A: Two musical projects. One is based on an opera and had a reading at the Public this summer. I'm spending the next months working on the music for that piece. The other is an actual opera - a jazz, opera - that I'm working on with some composer friends that I met while I was in LA. Also, I'm very into the web and the possibilities that come with viewing theater online. I just found out how easy it was to execute and I'm itching to start something on a more regular basis.
Q: Tell me, if you will, a story from your childhood that explains who you are as a writer or as a person.

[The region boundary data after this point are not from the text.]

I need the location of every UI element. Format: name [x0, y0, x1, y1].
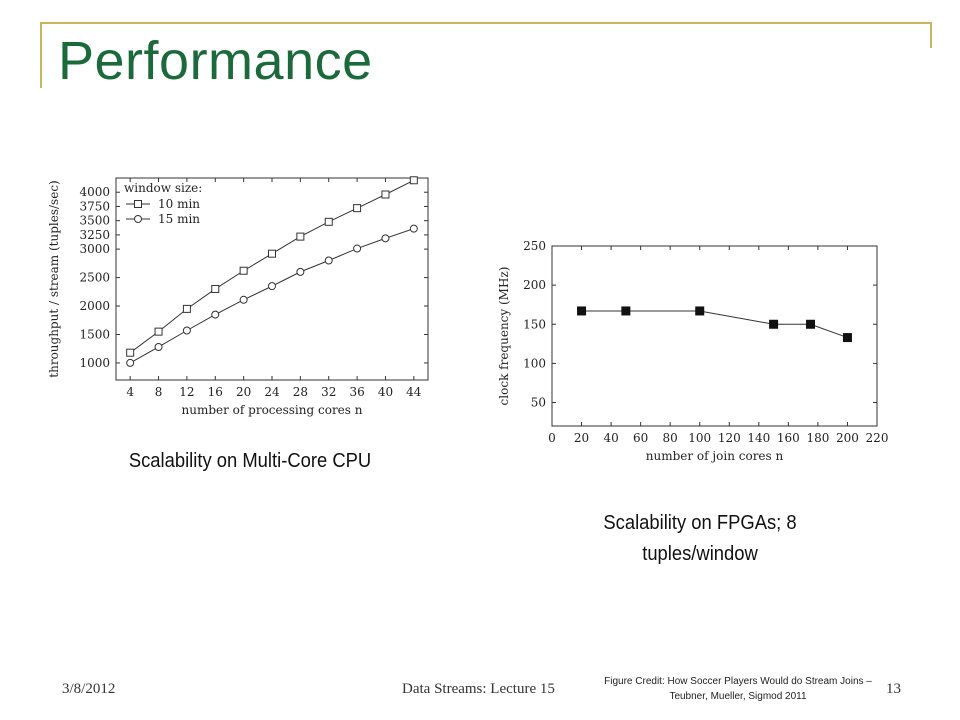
frame-right-line [930, 22, 932, 48]
data-point [353, 204, 362, 213]
x-tick-label: 44 [406, 385, 422, 399]
y-axis-label: throughput / stream (tuples/sec) [47, 180, 61, 377]
y-tick-label: 200 [523, 278, 546, 292]
x-tick-label: 100 [688, 431, 711, 445]
x-tick-label: 40 [603, 431, 618, 445]
data-point [769, 319, 779, 329]
x-tick-label: 8 [155, 385, 163, 399]
data-point [381, 234, 390, 243]
footer-date: 3/8/2012 [62, 681, 116, 697]
data-point [154, 327, 163, 336]
data-point [353, 244, 362, 253]
x-tick-label: 60 [633, 431, 648, 445]
x-tick-label: 28 [293, 385, 308, 399]
x-tick-label: 160 [777, 431, 800, 445]
series-2 [126, 224, 418, 367]
x-tick-label: 80 [663, 431, 678, 445]
y-tick-label: 2000 [79, 299, 110, 313]
figure-credit-line-1: Figure Credit: How Soccer Players Would … [604, 676, 872, 687]
x-tick-label: 140 [747, 431, 770, 445]
data-point [296, 232, 305, 241]
data-point [182, 326, 191, 335]
data-point [324, 256, 333, 265]
x-tick-label: 12 [179, 385, 194, 399]
footer-page-number: 13 [886, 681, 901, 697]
data-point [211, 310, 220, 319]
legend-title: window size: [124, 181, 202, 195]
x-tick-label: 220 [866, 431, 889, 445]
data-point [126, 358, 135, 367]
x-tick-label: 20 [236, 385, 251, 399]
legend-swatch-marker [134, 200, 142, 208]
frame-top-line [40, 22, 932, 24]
data-point [239, 266, 248, 275]
y-tick-label: 1000 [79, 356, 110, 370]
plot-frame [551, 245, 878, 427]
data-point [842, 333, 852, 343]
fpga-caption-line-2: tuples/window [642, 543, 758, 565]
data-point [268, 282, 276, 291]
data-point [806, 319, 816, 329]
cpu-scalability-chart: 4 8 12 16 20 24 28 32 36 40 44 1000 1500 2000 2500 3000… [47, 176, 429, 417]
fpga-chart-caption: Scalability on FPGAs; 8 tuples/window [571, 508, 829, 570]
data-point [381, 190, 390, 199]
x-tick-label: 4 [126, 385, 134, 399]
data-point [621, 306, 631, 316]
x-tick-label: 40 [378, 385, 393, 399]
x-tick-label: 36 [349, 385, 364, 399]
x-tick-label: 20 [574, 431, 589, 445]
data-point [296, 267, 305, 276]
x-axis-label: number of processing cores n [182, 403, 363, 417]
x-tick-label: 32 [321, 385, 336, 399]
data-point [211, 284, 220, 293]
y-tick-label: 4000 [79, 185, 110, 199]
cpu-caption-text: Scalability on Multi-Core CPU [128, 450, 372, 472]
series-1 [126, 176, 418, 357]
fpga-caption-line-1: Scalability on FPGAs; 8 [603, 512, 797, 534]
x-tick-label: 120 [718, 431, 741, 445]
y-tick-label: 1500 [79, 327, 110, 341]
data-point [182, 304, 191, 313]
legend-swatch-marker [134, 215, 142, 223]
y-tick-label: 3000 [79, 242, 110, 256]
x-tick-label: 24 [264, 385, 280, 399]
y-tick-label: 2500 [79, 271, 110, 285]
y-tick-label: 50 [531, 396, 546, 410]
series-line [581, 310, 848, 339]
data-point [154, 342, 163, 351]
figure-credit-line-2: Teubner, Mueller, Sigmod 2011 [669, 691, 807, 702]
fpga-scalability-chart: 0 20 40 60 80 100 120 140 160 180 200 220 50 100 150 20… [497, 239, 889, 463]
y-tick-label: 100 [523, 356, 546, 370]
data-point [409, 176, 418, 185]
footer-lecture-title: Data Streams: Lecture 15 [402, 681, 555, 697]
data-point [239, 295, 248, 304]
data-point [695, 306, 705, 316]
series-1 [577, 306, 852, 343]
legend-entry: 10 min [158, 197, 200, 211]
x-tick-label: 180 [806, 431, 829, 445]
legend-entry: 15 min [158, 212, 200, 226]
data-point [268, 249, 276, 258]
x-tick-label: 16 [208, 385, 223, 399]
series-line [129, 228, 414, 364]
y-tick-label: 3250 [79, 228, 110, 242]
data-point [409, 224, 418, 233]
slide-title: Performance [58, 31, 373, 91]
y-axis-label: clock frequency (MHz) [497, 267, 511, 406]
data-point [577, 306, 587, 316]
y-tick-label: 150 [523, 317, 546, 331]
x-tick-label: 200 [836, 431, 859, 445]
y-tick-label: 3500 [79, 214, 110, 228]
x-tick-label: 0 [548, 431, 556, 445]
y-tick-label: 3750 [79, 199, 110, 213]
figure-credit: Figure Credit: How Soccer Players Would … [598, 674, 878, 704]
data-point [324, 217, 333, 226]
y-tick-label: 250 [523, 239, 546, 253]
data-point [126, 348, 135, 357]
x-axis-label: number of join cores n [646, 449, 784, 463]
cpu-chart-caption: Scalability on Multi-Core CPU [103, 450, 397, 473]
frame-left-line [40, 22, 42, 88]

A: I grew up on the top floor of an apartment building. From my windows I could see Yankee stadium in the distance that would light up when games were being played or fireworks displayed. I felt as though we lived in a penthouse and that the fireworks were celebrating something that had to do with me and my family. Anyway, my brother is, and has always been, a DJ and would spend hours mixing music and making tapes/samples. He would be in the zone, and I would be found sitting in his room, staring out the window with music washing over me, thinking about my future. My brother, my family, music, my childhood, and being in the zone all influence me as both a writer and a person.
Q: If you could change one thing about theater, what would it be?
A: One thing...?
Q: Who are or were your theatrical heroes?
A: As a young theater maker I devoured everything by Pinter, O'Neill, Genet and Sondheim. And I've never turned down a book by Baldwin, Morrison, Genet and D.H. Lawrence.
Q: What kind of theater excites you?
A: The last great play I saw was Jerusalem. It was epic, the characters were grimy and smart, lots of storytelling within the story, and Mark Rylance - wow ! - a force of nature. I try to stay away from timid, safe plays and love plays that push the form in some way. The first great new play I saw: Our Lady of 121st Street. That one and King Hedley II made me want to become a playwright.
Q: What advice do you have for playwrights just starting out?
A: Get it done, rewrite, apply! And then start all over again. Invest in your future now. The one play of mine I've yet to see/hear, is the one that opened lots of doors for me as a writer. It's epic with grimy, smart characters: Miracle on Monroe.
Q: Plugs, please:
A: The Fire This Time Festival - January 19th - 25th @ the Kraine Theater. My play, DIG, directed by LA Williams, will be featured. It's a short story of a homicide detective obsessed by one of his cases: an under-aged, street walker named Indigo.